Карой Болдог, отставной железнодорожник, сидит возле Имре Вада; давно уже старается он вывести его на чистую воду. Дознаться, чем тот занимался, когда красным солдатом был. И теперь вот кидается на него, как ястреб на цыпленка.
— Слышь-ка, Имре. Подожди петь. Успеем еще. Скажи лучше мне, когда ты в плен попал?
— Не поймаешь, собака… — медленно скрипит зубами Имре, потом говорит громко: — Четвертого августа девятьсот семнадцатого. Ой, да как… — снова затягивает он.
— Нет, ты постой… ну и что? Там ведь лучше, чем здесь… я знаю, ты сам это говорил…
— Лучше? — машет рукой Имре Вад. Мутным взглядом смотрит на пьющих.
А Болдог все свое гнет:
— Нет уж, постой, постой… не так ведь там, поди, плохо, как говорят. Тамошние-то, они ведь тоже люди. Они тоже хотят, как лучше… — вот сейчас он его к стенке припрет. Или сейчас, или никогда.
А у Имре Вада ладони чешутся: ему тоже кой-чего до смерти охота — дать Болдогу в ухо, чтобы у того глаза на лоб вылезли. Знает он, что Карой Болдог — доносчик. Может, и сейчас его специально подослали… Стало быть, до сих пор не простили ему, Имре Ваду, что красным солдатом был?
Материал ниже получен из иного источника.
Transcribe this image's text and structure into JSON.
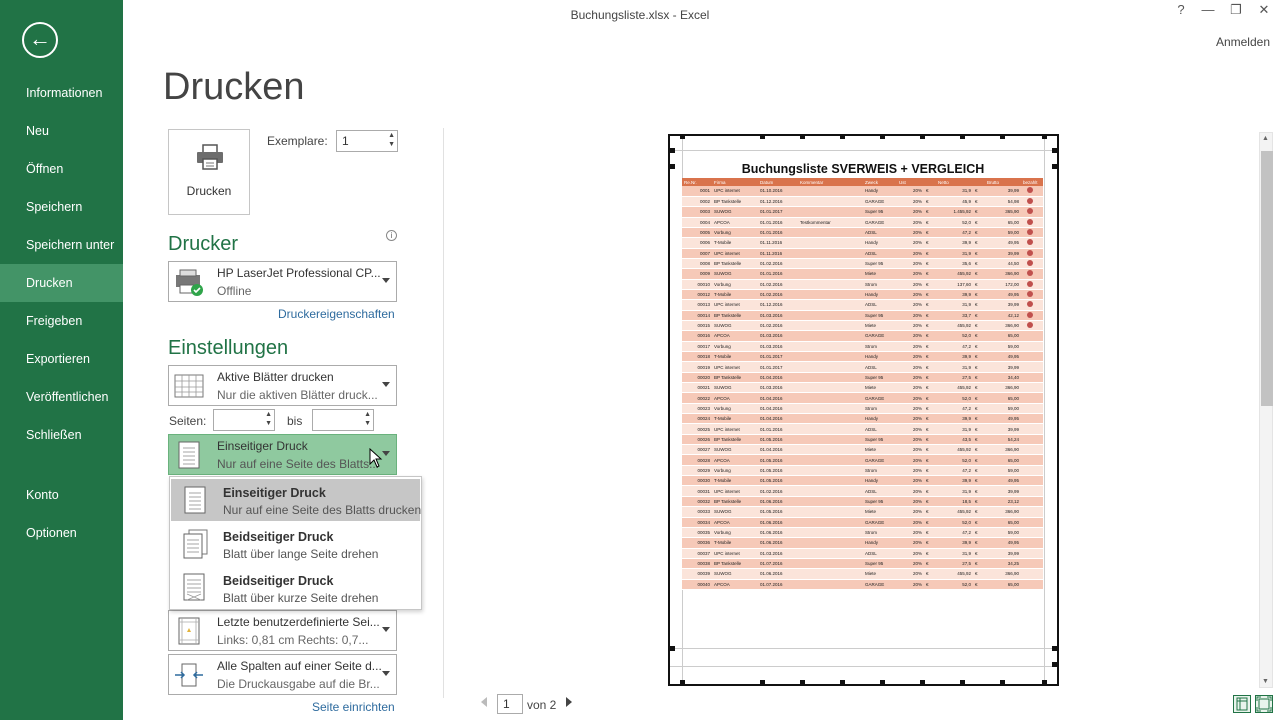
{
  "window": {
    "title": "Buchungsliste.xlsx - Excel",
    "help": "?",
    "minimize": "—",
    "restore": "❐",
    "close": "✕",
    "signin": "Anmelden"
  },
  "sidebar": {
    "back_icon": "←",
    "items": [
      {
        "label": "Informationen"
      },
      {
        "label": "Neu"
      },
      {
        "label": "Öffnen"
      },
      {
        "label": "Speichern"
      },
      {
        "label": "Speichern unter"
      },
      {
        "label": "Drucken",
        "active": true
      },
      {
        "label": "Freigeben"
      },
      {
        "label": "Exportieren"
      },
      {
        "label": "Veröffentlichen"
      },
      {
        "label": "Schließen"
      },
      {
        "label": "Konto"
      },
      {
        "label": "Optionen"
      }
    ]
  },
  "main": {
    "title": "Drucken",
    "print_button": "Drucken",
    "copies_label": "Exemplare:",
    "copies_value": "1",
    "printer_heading": "Drucker",
    "printer_name": "HP LaserJet Professional CP...",
    "printer_status": "Offline",
    "printer_props": "Druckereigenschaften",
    "settings_heading": "Einstellungen",
    "scope_title": "Aktive Blätter drucken",
    "scope_sub": "Nur die aktiven Blätter druck...",
    "pages_label": "Seiten:",
    "pages_to": "bis",
    "duplex_title": "Einseitiger Druck",
    "duplex_sub": "Nur auf eine Seite des Blatts...",
    "margins_title": "Letzte benutzerdefinierte Sei...",
    "margins_sub": "Links: 0,81 cm    Rechts: 0,7...",
    "scaling_title": "Alle Spalten auf einer Seite d...",
    "scaling_sub": "Die Druckausgabe auf die Br...",
    "page_setup": "Seite einrichten"
  },
  "duplex_options": [
    {
      "title": "Einseitiger Druck",
      "sub": "Nur auf eine Seite des Blatts drucken",
      "selected": true
    },
    {
      "title": "Beidseitiger Druck",
      "sub": "Blatt über lange Seite drehen"
    },
    {
      "title": "Beidseitiger Druck",
      "sub": "Blatt über kurze Seite drehen"
    }
  ],
  "preview": {
    "sheet_title": "Buchungsliste SVERWEIS + VERGLEICH",
    "columns": [
      "Re.Nr.",
      "Firma",
      "Datum",
      "Kommentar",
      "Zweck",
      "Ust",
      "",
      "Netto",
      "",
      "Brutto",
      "bezahlt"
    ],
    "rows": [
      [
        "0001",
        "UPC internet",
        "01.10.2016",
        "",
        "Handy",
        "20%",
        "€",
        "31,9",
        "€",
        "39,99",
        true
      ],
      [
        "0002",
        "BP Tankstelle",
        "01.12.2016",
        "",
        "GARAGE",
        "20%",
        "€",
        "45,9",
        "€",
        "54,98",
        true
      ],
      [
        "0003",
        "SUWOG",
        "01.01.2017",
        "",
        "Super 95",
        "20%",
        "€",
        "1.455,92",
        "€",
        "365,90",
        true
      ],
      [
        "0004",
        "APCOA",
        "01.01.2016",
        "Testkommentar",
        "GARAGE",
        "20%",
        "€",
        "52,0",
        "€",
        "65,00",
        true
      ],
      [
        "0005",
        "Vorbung",
        "01.01.2016",
        "",
        "ADSL",
        "20%",
        "€",
        "47,2",
        "€",
        "59,00",
        true
      ],
      [
        "0006",
        "T-Mobile",
        "01.11.2016",
        "",
        "Handy",
        "20%",
        "€",
        "39,9",
        "€",
        "49,95",
        true
      ],
      [
        "0007",
        "UPC internet",
        "01.11.2016",
        "",
        "ADSL",
        "20%",
        "€",
        "31,9",
        "€",
        "39,99",
        true
      ],
      [
        "0008",
        "BP Tankstelle",
        "01.02.2016",
        "",
        "Super 95",
        "20%",
        "€",
        "35,6",
        "€",
        "44,50",
        true
      ],
      [
        "0009",
        "SUWOG",
        "01.01.2016",
        "",
        "Miete",
        "20%",
        "€",
        "455,92",
        "€",
        "366,90",
        true
      ],
      [
        "00010",
        "Vorbung",
        "01.02.2016",
        "",
        "Strom",
        "20%",
        "€",
        "137,60",
        "€",
        "172,00",
        true
      ],
      [
        "00012",
        "T-Mobile",
        "01.02.2016",
        "",
        "Handy",
        "20%",
        "€",
        "39,9",
        "€",
        "49,95",
        true
      ],
      [
        "00013",
        "UPC internet",
        "01.12.2016",
        "",
        "ADSL",
        "20%",
        "€",
        "31,9",
        "€",
        "39,99",
        true
      ],
      [
        "00014",
        "BP Tankstelle",
        "01.03.2016",
        "",
        "Super 95",
        "20%",
        "€",
        "33,7",
        "€",
        "42,12",
        true
      ],
      [
        "00015",
        "SUWOG",
        "01.02.2016",
        "",
        "Miete",
        "20%",
        "€",
        "455,92",
        "€",
        "366,90",
        true
      ],
      [
        "00016",
        "APCOA",
        "01.03.2016",
        "",
        "GARAGE",
        "20%",
        "€",
        "52,0",
        "€",
        "65,00",
        false
      ],
      [
        "00017",
        "Vorbung",
        "01.03.2016",
        "",
        "Strom",
        "20%",
        "€",
        "47,2",
        "€",
        "59,00",
        false
      ],
      [
        "00018",
        "T-Mobile",
        "01.01.2017",
        "",
        "Handy",
        "20%",
        "€",
        "39,9",
        "€",
        "49,95",
        false
      ],
      [
        "00019",
        "UPC internet",
        "01.01.2017",
        "",
        "ADSL",
        "20%",
        "€",
        "31,9",
        "€",
        "39,99",
        false
      ],
      [
        "00020",
        "BP Tankstelle",
        "01.04.2016",
        "",
        "Super 95",
        "20%",
        "€",
        "27,5",
        "€",
        "34,40",
        false
      ],
      [
        "00021",
        "SUWOG",
        "01.03.2016",
        "",
        "Miete",
        "20%",
        "€",
        "455,92",
        "€",
        "366,90",
        false
      ],
      [
        "00022",
        "APCOA",
        "01.04.2016",
        "",
        "GARAGE",
        "20%",
        "€",
        "52,0",
        "€",
        "65,00",
        false
      ],
      [
        "00023",
        "Vorbung",
        "01.04.2016",
        "",
        "Strom",
        "20%",
        "€",
        "47,2",
        "€",
        "59,00",
        false
      ],
      [
        "00024",
        "T-Mobile",
        "01.04.2016",
        "",
        "Handy",
        "20%",
        "€",
        "39,9",
        "€",
        "49,95",
        false
      ],
      [
        "00025",
        "UPC internet",
        "01.01.2016",
        "",
        "ADSL",
        "20%",
        "€",
        "31,9",
        "€",
        "39,99",
        false
      ],
      [
        "00026",
        "BP Tankstelle",
        "01.05.2016",
        "",
        "Super 95",
        "20%",
        "€",
        "43,5",
        "€",
        "54,24",
        false
      ],
      [
        "00027",
        "SUWOG",
        "01.04.2016",
        "",
        "Miete",
        "20%",
        "€",
        "455,92",
        "€",
        "366,90",
        false
      ],
      [
        "00028",
        "APCOA",
        "01.05.2016",
        "",
        "GARAGE",
        "20%",
        "€",
        "52,0",
        "€",
        "65,00",
        false
      ],
      [
        "00029",
        "Vorbung",
        "01.05.2016",
        "",
        "Strom",
        "20%",
        "€",
        "47,2",
        "€",
        "59,00",
        false
      ],
      [
        "00030",
        "T-Mobile",
        "01.05.2016",
        "",
        "Handy",
        "20%",
        "€",
        "39,9",
        "€",
        "49,95",
        false
      ],
      [
        "00031",
        "UPC internet",
        "01.02.2016",
        "",
        "ADSL",
        "20%",
        "€",
        "31,9",
        "€",
        "39,99",
        false
      ],
      [
        "00032",
        "BP Tankstelle",
        "01.06.2016",
        "",
        "Super 95",
        "20%",
        "€",
        "18,5",
        "€",
        "23,12",
        false
      ],
      [
        "00033",
        "SUWOG",
        "01.05.2016",
        "",
        "Miete",
        "20%",
        "€",
        "455,92",
        "€",
        "366,90",
        false
      ],
      [
        "00034",
        "APCOA",
        "01.06.2016",
        "",
        "GARAGE",
        "20%",
        "€",
        "52,0",
        "€",
        "65,00",
        false
      ],
      [
        "00035",
        "Vorbung",
        "01.06.2016",
        "",
        "Strom",
        "20%",
        "€",
        "47,2",
        "€",
        "59,00",
        false
      ],
      [
        "00036",
        "T-Mobile",
        "01.06.2016",
        "",
        "Handy",
        "20%",
        "€",
        "39,9",
        "€",
        "49,95",
        false
      ],
      [
        "00037",
        "UPC internet",
        "01.03.2016",
        "",
        "ADSL",
        "20%",
        "€",
        "31,9",
        "€",
        "39,99",
        false
      ],
      [
        "00038",
        "BP Tankstelle",
        "01.07.2016",
        "",
        "Super 95",
        "20%",
        "€",
        "27,5",
        "€",
        "34,25",
        false
      ],
      [
        "00039",
        "SUWOG",
        "01.06.2016",
        "",
        "Miete",
        "20%",
        "€",
        "455,92",
        "€",
        "366,90",
        false
      ],
      [
        "00040",
        "APCOA",
        "01.07.2016",
        "",
        "GARAGE",
        "20%",
        "€",
        "52,0",
        "€",
        "65,00",
        false
      ]
    ],
    "page_current": "1",
    "page_total": "von 2"
  },
  "colors": {
    "accent": "#217346",
    "header": "#d9734c",
    "row_dark": "#f6c9b8",
    "row_light": "#fbe4da",
    "paid_dot": "#c0504d"
  }
}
Неужто так сильно он согрешил, что теперь его до самой могилы будут преследовать? Лицо его, на котором Сибирь и Туркестан оставили неизгладимые следы-морщины, искажается от горечи. Каждая морщина будто движется, живет сама по себе. Словно, живое существо. Оса, скажем, или пиявка; и все они сосут в эту минуту его теплую кровь. Жажда мести, упрямая ярость кипят в нем, и хочется ему назло всем запеть песни, слышанные на русских бескрайних полях…
Да все-таки страшно становится в последний момент. Здравый смысл берет верх, и он затягивает совсем другую песню: «В жизни не бывал я, в жизни не бывал я вором и злодеем…»
А Жирные Тоты все ждут Балинта Сапору, который приведет наконец Ферко домой: ладно уж, что было, то было… Было и прошло. Ведь родитель тоже не может позволить, чтобы его авторитет страдал, а иначе — что же это будет, верно ведь?..
— Верно-то верно… — и соглашается, и не соглашается вдова, прислушиваясь, не раздаются ли шаги на улице. Однако тихо все. Только под воротами солнце борется с тенью.
— Пойду-ка, что ли, я, — говорит Тотиха и идет. Потому что остальные лишь топчутся попусту, не знают без Ферко, что делать, за что взяться…
Да пока добралась Тотиха до корчмы, поздно было…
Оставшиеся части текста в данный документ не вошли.